Kernel substrate: `linux-fresnel-fourier 7.0-1` was the clean baseline. 7.0-2..7.0-10 added incremental diagnostic printks for iter12 RFC v2 + iter17iter31 root-cause investigation. Building clean 7.0-11 now (iter32). NOT shipping the diagnostic builds.
### Lessons
1. **Wire-byte equivalence ≠ behavior equivalence.** Iter11iter18's wire-byte hypotheses were chasing payload-content correctness, but the real bug was payload-RECEPTION at the kernel (image_fmt -EBUSY for Bug 4, st_rps_bits=0 for Bug 5 frame 2+). Both bugs are about field semantics that rkvdec READS, not bytes that libva WRITES.
2. **Field name match is not field semantic match.** α-26 routed the right value (`picture->st_rps_bits`) into the wrong V4L2 field (`decode_params` vs `slice_params`). Both have the same field name. Different semantics. Reading the V4L2 spec docs + reading the kernel consumer's code (rkvdec's `assemble_sw_rps`) was what surfaced the mis-route.
3. **Theory iteration ROI**: in this campaign, iter27/28/29/30 spent significant effort on hypotheses (40-byte inflation, timestamp magnitude) that turned out wrong. iter31 reverse-traced from the kernel-side consumer (`assemble_sw_rps`) backward to the libva-side producer — finding the bug in one iteration. **The forward-from-libva theory loop was less efficient than the backward-from-kernel-consumer approach.** [[trace-fix-mechanism-to-consumer]] is a memory entry that captures this.
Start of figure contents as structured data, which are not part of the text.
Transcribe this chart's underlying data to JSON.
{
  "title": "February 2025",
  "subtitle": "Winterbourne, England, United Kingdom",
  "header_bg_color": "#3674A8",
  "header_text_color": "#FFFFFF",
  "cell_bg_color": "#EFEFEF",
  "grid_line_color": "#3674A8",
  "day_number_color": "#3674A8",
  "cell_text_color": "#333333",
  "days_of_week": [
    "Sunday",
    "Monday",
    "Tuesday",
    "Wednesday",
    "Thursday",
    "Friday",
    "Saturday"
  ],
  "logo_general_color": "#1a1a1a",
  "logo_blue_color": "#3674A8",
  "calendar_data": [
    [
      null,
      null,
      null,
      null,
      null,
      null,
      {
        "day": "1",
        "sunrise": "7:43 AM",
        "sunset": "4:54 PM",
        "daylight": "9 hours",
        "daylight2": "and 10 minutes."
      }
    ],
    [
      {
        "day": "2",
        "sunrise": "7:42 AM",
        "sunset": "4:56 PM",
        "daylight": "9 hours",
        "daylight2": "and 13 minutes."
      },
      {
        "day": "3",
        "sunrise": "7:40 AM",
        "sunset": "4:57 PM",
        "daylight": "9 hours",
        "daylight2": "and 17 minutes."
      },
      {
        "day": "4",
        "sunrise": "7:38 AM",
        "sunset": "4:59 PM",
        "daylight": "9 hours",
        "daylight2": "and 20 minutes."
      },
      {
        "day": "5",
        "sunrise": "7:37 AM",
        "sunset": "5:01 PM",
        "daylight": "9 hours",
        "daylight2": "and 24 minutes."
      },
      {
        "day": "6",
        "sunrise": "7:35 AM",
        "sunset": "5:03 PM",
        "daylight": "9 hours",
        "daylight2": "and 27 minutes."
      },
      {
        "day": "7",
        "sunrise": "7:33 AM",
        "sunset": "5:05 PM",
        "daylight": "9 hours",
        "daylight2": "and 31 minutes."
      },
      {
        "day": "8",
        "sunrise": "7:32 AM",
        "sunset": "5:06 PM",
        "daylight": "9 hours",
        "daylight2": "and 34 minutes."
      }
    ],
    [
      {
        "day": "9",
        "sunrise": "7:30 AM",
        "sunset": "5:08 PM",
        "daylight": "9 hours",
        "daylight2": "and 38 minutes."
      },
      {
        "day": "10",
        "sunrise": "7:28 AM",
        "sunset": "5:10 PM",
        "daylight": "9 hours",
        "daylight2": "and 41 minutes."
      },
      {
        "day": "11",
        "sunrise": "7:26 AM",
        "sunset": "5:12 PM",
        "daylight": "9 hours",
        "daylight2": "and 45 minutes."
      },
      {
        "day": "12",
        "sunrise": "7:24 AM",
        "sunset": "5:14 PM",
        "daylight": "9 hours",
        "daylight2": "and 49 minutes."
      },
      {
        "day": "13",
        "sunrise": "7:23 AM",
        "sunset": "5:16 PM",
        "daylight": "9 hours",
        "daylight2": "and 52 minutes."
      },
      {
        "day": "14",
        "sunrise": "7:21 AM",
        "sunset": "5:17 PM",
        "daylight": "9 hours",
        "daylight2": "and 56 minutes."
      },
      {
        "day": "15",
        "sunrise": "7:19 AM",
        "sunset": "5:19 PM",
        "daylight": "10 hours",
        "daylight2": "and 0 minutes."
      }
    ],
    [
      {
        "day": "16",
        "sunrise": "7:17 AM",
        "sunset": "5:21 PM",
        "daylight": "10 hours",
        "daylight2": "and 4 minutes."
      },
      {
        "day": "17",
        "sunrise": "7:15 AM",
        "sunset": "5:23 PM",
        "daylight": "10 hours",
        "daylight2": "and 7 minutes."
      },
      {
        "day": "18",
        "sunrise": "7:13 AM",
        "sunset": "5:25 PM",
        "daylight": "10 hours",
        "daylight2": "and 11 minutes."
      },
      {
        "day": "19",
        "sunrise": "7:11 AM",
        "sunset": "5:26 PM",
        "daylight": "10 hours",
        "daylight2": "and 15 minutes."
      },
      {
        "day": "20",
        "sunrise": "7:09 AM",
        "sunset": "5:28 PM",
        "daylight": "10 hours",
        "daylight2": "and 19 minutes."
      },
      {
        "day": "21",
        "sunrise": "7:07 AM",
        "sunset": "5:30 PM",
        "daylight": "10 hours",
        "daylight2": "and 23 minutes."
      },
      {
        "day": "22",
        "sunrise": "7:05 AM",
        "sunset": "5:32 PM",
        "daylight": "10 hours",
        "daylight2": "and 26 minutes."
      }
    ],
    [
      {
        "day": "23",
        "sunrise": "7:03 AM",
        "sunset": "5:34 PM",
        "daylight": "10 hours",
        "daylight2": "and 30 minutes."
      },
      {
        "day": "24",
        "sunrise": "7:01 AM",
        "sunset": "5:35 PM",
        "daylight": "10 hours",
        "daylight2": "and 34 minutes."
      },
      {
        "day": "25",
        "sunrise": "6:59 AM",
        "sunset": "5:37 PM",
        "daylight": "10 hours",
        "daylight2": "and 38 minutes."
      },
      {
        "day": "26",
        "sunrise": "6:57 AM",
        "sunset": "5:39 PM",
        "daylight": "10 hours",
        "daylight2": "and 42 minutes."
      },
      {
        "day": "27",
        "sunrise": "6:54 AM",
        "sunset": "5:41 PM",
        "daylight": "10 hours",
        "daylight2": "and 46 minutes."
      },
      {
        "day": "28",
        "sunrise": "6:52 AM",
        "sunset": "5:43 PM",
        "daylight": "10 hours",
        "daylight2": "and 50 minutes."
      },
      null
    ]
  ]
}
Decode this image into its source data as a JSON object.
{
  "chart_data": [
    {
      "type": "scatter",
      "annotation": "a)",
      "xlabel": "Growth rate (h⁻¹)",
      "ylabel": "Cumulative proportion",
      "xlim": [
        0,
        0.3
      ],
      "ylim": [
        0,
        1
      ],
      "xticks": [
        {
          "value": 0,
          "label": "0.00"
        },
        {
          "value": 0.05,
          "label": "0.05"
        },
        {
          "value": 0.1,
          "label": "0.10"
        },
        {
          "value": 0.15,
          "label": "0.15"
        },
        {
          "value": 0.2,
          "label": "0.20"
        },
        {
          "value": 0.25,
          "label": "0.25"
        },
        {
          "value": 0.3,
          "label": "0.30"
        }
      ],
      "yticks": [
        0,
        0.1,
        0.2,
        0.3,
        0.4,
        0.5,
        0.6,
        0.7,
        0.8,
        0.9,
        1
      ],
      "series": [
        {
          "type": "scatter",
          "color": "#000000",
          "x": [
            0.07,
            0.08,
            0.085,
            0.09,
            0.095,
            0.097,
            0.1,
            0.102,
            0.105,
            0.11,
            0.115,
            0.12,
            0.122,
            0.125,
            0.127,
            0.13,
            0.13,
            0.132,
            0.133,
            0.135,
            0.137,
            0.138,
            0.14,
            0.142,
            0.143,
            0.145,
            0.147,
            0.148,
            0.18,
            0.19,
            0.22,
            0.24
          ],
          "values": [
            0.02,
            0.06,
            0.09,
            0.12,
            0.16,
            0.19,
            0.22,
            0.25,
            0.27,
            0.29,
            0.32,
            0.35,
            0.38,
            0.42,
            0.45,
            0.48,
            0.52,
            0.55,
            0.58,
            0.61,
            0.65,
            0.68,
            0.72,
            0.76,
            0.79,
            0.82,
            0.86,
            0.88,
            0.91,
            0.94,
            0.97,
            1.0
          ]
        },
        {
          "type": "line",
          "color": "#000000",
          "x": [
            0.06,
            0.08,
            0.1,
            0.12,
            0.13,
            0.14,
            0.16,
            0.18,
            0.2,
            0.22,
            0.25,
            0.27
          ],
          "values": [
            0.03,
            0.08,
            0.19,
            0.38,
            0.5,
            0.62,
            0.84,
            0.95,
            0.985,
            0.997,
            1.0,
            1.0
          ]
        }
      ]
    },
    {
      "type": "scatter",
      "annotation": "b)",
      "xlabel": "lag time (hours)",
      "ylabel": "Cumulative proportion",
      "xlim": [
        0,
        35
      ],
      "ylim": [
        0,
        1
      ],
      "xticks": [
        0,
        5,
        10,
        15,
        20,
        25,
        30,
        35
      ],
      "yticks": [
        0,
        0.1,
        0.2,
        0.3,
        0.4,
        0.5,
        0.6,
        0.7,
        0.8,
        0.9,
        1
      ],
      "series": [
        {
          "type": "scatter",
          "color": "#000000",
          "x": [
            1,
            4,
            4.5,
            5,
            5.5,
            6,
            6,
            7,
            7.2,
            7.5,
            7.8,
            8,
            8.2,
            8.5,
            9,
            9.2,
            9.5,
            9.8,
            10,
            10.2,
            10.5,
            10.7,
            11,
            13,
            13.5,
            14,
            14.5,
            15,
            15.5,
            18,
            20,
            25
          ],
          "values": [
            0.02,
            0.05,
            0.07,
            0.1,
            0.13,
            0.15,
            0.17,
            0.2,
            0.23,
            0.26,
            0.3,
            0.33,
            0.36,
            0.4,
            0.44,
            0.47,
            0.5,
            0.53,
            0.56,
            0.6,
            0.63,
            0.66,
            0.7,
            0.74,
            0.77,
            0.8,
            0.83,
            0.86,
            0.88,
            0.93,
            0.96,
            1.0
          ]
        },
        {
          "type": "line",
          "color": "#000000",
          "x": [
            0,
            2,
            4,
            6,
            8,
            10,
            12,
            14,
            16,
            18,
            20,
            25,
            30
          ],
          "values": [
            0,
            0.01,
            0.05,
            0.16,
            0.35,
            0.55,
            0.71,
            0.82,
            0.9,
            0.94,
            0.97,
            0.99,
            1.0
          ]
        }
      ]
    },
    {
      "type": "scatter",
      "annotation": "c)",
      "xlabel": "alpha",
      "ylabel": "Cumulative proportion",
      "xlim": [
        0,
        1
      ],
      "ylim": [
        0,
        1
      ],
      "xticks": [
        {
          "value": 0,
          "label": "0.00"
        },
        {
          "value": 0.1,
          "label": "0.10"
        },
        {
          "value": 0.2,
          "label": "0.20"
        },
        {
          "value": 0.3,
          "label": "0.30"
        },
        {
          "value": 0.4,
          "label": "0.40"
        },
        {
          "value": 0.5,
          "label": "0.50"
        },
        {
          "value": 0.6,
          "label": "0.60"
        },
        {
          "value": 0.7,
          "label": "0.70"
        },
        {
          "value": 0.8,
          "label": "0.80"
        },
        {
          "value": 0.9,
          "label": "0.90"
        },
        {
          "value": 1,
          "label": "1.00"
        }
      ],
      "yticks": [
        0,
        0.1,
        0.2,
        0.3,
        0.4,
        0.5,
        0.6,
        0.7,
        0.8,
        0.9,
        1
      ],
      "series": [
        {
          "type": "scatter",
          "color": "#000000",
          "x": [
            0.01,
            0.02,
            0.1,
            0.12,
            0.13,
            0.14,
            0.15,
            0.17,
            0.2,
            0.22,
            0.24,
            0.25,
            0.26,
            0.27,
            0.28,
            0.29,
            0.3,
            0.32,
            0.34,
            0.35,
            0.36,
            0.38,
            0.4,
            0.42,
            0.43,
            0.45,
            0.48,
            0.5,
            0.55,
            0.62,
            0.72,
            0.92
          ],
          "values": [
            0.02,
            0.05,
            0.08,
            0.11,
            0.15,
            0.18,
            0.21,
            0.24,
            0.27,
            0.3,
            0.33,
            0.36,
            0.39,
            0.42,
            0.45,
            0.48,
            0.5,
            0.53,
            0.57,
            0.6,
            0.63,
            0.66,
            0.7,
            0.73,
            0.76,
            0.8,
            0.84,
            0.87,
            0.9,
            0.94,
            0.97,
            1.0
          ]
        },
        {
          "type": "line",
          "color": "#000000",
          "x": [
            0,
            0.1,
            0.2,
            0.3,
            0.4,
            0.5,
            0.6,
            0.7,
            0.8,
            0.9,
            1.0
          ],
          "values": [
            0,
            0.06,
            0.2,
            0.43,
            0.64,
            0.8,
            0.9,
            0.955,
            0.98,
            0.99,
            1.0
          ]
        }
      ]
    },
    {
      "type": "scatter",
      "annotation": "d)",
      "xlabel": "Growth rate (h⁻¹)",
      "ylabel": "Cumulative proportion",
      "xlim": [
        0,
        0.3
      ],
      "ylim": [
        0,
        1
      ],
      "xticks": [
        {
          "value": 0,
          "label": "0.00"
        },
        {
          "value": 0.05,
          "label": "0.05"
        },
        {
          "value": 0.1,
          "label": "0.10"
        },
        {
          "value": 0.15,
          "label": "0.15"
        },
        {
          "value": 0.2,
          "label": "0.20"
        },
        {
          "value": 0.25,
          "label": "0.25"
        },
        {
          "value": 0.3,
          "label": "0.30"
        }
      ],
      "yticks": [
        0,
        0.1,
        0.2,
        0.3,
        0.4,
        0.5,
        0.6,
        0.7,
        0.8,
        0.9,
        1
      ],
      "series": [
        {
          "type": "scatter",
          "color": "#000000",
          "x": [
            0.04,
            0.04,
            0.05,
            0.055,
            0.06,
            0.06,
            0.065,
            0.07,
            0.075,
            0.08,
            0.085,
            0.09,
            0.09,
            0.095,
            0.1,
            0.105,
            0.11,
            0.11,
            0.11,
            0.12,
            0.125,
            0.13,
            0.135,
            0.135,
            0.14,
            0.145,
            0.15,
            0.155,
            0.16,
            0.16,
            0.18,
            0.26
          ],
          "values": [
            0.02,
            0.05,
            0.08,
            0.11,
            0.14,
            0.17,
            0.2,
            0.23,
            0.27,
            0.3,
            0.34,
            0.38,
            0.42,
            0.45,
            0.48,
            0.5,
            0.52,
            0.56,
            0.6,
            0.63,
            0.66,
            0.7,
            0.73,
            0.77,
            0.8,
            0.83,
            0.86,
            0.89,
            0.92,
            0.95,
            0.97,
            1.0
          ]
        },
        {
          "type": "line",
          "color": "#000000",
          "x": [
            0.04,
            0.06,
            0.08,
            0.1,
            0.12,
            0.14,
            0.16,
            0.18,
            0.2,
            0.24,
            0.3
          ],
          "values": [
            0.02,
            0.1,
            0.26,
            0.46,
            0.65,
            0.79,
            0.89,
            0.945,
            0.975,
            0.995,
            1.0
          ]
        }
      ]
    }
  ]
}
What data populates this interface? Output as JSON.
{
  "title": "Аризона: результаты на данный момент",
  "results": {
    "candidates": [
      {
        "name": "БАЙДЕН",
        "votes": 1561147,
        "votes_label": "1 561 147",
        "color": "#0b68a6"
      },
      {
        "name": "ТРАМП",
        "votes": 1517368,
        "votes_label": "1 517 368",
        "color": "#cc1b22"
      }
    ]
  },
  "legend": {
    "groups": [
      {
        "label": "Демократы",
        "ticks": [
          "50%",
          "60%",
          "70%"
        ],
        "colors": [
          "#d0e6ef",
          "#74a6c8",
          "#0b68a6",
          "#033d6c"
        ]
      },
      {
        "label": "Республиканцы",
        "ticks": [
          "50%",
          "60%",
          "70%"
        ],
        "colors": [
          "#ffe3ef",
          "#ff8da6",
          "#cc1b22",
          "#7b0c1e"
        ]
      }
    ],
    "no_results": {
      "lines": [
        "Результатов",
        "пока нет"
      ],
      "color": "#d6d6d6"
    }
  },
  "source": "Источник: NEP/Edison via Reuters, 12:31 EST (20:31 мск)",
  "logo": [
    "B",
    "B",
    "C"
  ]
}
4. **The memory entry `[[libva-byte-correct-kernel-bug]]` was fully overturned**: both Bug 4 and Bug 5 are libva-side fixes, despite the empirical bytewise correctness of libva's OUTPUT buffers. The kernel was correct all along given the inputs it actually received. The libva inputs differed from kdirect's in subtle ways (image_fmt reset timing, slice_params field that rkvdec reads but libva zeroed).